Partir

Roman de Tahar Ben Jelloun.

Azel et Kenza, comme tant d’autres jeunes, ne rêvent que de quitter le Maroc, d’échapper à la pauvreté, à la cruauté et à la mafia locale. Le pays perd ses forces vives au profit d’une Espagne aux airs d’El Dorado. « Quitter le pays. C’était une obsession, une sorte de folie qui le travaillait jour et nuit. Comment s’en sortir, comment en finir avec l’humiliation ? Partir, quitter cette terre qui ne veut plus de ses enfants, tourner le dos à un pays si beau et revenir un jour, fier et peut-être riche, partir pour sauver sa peau, même en risquant de la perdre… » (p. 25) Nombreux sont ceux qui tentent de traverser le bras de mer entre l’Espagne et le Maroc. Au matin, on retrouve leurs corps gonflés sur les plages. Au Maroc, on dit que traverser la mer et partir, c’est « brûler ». Le départ, c’est un peu un suicide. Et pour ceux qui gagnent les côtes espagnoles, la solitude de l’immigré est une autre mort.

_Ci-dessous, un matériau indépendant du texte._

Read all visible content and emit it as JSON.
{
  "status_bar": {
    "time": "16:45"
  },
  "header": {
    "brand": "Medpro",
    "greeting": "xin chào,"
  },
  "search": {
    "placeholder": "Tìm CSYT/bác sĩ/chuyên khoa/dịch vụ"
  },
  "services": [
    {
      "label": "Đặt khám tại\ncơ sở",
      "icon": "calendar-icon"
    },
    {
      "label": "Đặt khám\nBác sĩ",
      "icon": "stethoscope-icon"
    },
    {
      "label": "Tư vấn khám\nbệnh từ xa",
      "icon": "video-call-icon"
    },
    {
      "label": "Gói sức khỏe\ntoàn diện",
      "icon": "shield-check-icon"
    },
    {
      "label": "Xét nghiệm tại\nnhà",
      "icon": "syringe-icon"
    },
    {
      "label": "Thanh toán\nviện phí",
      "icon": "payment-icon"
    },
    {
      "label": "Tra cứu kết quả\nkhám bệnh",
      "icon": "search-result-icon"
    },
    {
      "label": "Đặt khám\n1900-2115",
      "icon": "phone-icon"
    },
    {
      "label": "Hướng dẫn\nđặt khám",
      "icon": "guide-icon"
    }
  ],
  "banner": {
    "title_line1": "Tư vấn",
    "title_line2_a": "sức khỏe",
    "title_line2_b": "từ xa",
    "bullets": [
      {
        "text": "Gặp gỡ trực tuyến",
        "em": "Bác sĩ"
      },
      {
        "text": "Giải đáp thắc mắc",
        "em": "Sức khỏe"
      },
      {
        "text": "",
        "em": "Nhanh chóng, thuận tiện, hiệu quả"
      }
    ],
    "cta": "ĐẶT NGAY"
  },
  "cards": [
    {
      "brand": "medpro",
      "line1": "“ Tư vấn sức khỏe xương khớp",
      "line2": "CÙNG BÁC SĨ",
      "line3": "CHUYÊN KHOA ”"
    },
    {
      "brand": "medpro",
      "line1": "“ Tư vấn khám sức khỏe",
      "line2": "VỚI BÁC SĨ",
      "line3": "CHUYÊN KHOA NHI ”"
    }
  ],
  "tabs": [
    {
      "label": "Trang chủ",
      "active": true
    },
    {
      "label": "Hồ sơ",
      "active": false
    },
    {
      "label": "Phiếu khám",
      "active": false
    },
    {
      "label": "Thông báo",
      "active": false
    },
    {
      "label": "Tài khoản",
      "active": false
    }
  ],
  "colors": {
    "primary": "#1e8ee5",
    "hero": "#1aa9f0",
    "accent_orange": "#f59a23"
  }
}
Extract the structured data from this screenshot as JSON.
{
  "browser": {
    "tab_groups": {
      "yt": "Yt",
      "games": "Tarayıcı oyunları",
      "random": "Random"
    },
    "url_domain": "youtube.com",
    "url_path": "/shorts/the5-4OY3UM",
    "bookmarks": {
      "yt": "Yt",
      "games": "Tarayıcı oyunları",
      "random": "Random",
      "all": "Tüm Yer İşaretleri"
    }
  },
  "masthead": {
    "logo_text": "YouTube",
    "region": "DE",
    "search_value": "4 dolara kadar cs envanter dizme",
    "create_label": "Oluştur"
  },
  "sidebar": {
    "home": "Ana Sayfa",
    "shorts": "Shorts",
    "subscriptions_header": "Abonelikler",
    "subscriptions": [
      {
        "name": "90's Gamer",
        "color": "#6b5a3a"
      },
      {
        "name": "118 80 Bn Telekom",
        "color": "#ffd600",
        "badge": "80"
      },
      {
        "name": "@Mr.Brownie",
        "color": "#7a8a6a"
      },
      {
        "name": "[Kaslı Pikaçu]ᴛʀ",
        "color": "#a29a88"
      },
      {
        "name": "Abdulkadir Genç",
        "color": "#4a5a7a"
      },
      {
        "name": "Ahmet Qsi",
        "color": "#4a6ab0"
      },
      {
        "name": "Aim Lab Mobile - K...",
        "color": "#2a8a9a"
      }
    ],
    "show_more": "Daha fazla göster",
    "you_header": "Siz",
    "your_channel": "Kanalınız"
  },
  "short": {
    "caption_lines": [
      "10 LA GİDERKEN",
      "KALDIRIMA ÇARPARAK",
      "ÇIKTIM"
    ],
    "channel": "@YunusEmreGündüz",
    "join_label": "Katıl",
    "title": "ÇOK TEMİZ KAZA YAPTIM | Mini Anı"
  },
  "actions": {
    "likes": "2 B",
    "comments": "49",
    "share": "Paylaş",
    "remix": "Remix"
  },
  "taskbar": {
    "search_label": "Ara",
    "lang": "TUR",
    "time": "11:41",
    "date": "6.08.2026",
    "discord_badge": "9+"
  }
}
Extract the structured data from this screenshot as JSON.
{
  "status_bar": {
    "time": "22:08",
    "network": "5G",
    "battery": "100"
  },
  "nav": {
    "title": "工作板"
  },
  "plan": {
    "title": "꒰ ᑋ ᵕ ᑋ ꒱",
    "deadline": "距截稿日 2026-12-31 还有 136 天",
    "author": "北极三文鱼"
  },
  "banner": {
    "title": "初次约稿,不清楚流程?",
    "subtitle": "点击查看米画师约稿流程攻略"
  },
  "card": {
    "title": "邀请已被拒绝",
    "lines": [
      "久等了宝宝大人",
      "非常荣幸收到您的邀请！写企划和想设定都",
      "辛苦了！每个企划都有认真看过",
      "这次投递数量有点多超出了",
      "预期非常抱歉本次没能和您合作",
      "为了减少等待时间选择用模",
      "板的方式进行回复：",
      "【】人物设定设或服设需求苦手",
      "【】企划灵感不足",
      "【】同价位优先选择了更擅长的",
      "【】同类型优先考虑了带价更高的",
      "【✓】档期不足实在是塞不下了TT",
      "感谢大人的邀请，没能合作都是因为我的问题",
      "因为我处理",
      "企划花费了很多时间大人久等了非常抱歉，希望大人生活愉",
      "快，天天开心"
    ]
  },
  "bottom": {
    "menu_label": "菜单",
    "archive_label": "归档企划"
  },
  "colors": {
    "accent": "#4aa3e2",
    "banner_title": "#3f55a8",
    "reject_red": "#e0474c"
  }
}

Pour Azel, le départ prend les traits de Miguel, un riche Espagnol homosexuel. Le jeune homme se soumet aux désirs de son protecteur et espère mener la vie dont il rêvait dans ce nouveau pays. Dès qu’il le peut, il écrit une lettre. Son destinataire n’est autre que son pays d’origine : au Maroc, il déclare son amour, il confie ses espoirs et adresse ses reproches. « Soigner les apparences et faire des cochonneries en douce, c’est ça le Maroc qui m’énerve. » (p. 97) Hélas, Azel laisse s’échapper ses rêves et se perd lui-même. Finalement, quitter le Maroc semble moins prometteur que d’affronter ses vicissitudes.

Il y a différentes façons de partir : certains échappent au pays, d’autres quittent une identité, d’autres encore courent après un rêve. Mais tous les immigrés le savent, le départ n’est jamais une fin en soi. « Nous partons, mais toujours pour revenir. » (p. 269) Ce roman polyphonique mêle des voix furtives et des voix récurrentes. Le Maroc parle au travers de ses enfants, il pleure leur départ et attend leur retour. Cette galerie de portraits parle d’Islam, de sexualité, de péché et surtout d’humanité. « Vous savez, il vaut mieux partir du principe que l’homme est bon, s’il se révèle mauvais, c’est lui qui se fait mal. C’est une question de sagesse. » (p. 273) Pas de manichéisme dans ce roman, ni de leçon de morale. C’est plutôt une troublante élégie et un puissant hommage à la jeunesse et à la terre natale.